The grisly discovery of a mass grave containing 60 skeletons in the central city of Kassel this month made nationwide headlines in Germany. An examination found that they weren't victims of a World War II massacre. They're more likely to have died in a typhoid epidemic in the time of Napoleon.
A local historian in the German city of Kassel may have solved the mystery of a mass grave unearthed by construction workers earlier this month. It contains around 60 skeletons, neatly arranged with their arms folded across their chests, and when it was first found the initial speculation was that they may be forced laborers from World War II.
But a forensic expert at the University of Giessen who examined the skeletons and especially their teeth concluded that they dated back to a time well before the 1940s.

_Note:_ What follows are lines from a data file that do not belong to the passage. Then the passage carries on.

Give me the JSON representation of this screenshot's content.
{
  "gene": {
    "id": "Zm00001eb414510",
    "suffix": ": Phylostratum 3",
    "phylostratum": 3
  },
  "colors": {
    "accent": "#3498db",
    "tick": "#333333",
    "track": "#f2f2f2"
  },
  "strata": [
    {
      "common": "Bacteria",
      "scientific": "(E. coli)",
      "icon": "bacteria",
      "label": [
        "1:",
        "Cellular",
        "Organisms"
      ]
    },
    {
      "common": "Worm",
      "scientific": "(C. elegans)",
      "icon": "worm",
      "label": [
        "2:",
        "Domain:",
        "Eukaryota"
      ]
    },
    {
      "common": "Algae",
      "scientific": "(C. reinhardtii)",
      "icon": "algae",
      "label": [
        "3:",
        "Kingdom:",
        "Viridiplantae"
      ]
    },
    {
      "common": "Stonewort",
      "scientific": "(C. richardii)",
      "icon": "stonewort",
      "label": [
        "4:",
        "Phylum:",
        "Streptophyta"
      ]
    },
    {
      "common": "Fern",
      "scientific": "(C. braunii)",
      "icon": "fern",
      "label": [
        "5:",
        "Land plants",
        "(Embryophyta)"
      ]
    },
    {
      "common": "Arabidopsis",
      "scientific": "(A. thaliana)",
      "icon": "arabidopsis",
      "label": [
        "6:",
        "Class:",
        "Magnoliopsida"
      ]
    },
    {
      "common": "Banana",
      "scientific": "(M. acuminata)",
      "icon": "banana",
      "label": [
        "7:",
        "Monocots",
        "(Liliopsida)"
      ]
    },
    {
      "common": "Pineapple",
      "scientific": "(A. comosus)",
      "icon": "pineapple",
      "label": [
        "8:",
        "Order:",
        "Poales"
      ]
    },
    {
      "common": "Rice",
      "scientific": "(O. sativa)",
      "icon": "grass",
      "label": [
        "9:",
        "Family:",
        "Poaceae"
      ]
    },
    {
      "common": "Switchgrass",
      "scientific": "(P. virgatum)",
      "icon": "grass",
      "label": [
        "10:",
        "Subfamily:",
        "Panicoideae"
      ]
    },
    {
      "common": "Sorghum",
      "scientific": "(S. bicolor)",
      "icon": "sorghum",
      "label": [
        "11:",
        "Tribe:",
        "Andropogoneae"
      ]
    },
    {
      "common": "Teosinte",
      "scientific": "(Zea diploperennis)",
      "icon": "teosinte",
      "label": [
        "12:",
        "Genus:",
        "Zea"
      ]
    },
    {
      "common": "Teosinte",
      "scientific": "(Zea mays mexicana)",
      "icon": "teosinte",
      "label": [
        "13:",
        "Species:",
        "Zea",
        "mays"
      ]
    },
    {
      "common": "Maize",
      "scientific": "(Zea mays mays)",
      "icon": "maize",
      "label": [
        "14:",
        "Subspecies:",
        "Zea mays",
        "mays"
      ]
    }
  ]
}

"None of the teeth showed traces of dentistry. This, said Dr Marcel Verhoff, was a strong indication that the people lived in an era well before World War II," the Kassel police and state prosecutor's office said in a joint statement.
The prosecutor's office has closed its investigation as a result of the forensic expert's conclusion.
Local Kassel historian Christian Presche said the skeletons may be the victims of a typhoid epidemic. On his Web site he cites a local Kassel newspaper article from 1866 about the outbreak in 1814 during the Napoleonic wars when large numbers of troops passed through the city.
The military hospital could not cope with the number of sick and a barracks was converted to a hospital ward. "There is no other building in Kassel from which so many souls departed to the afterlife," the 1866 article said.
"The scale of the dying was so great that to avoid having to carry the dead down the stairs, a slide was attached leading down to the courtyard, on the northeastern side, on which the corpses were transferred to a cart, without any clothing whatsoever, and then on to their resting place."
That resting place could be where the corpses were found on Jan. 16, between the university in Kassel and a petrol station.
The neat arrangement of many of the dead suggests they weren't just tossed into a pit. The skeletons also show no outward signs of injury, suggesting they didn't meet with a violent death.
"The investigating authorities rule out a violent crime that would require prosecution," the police statement said.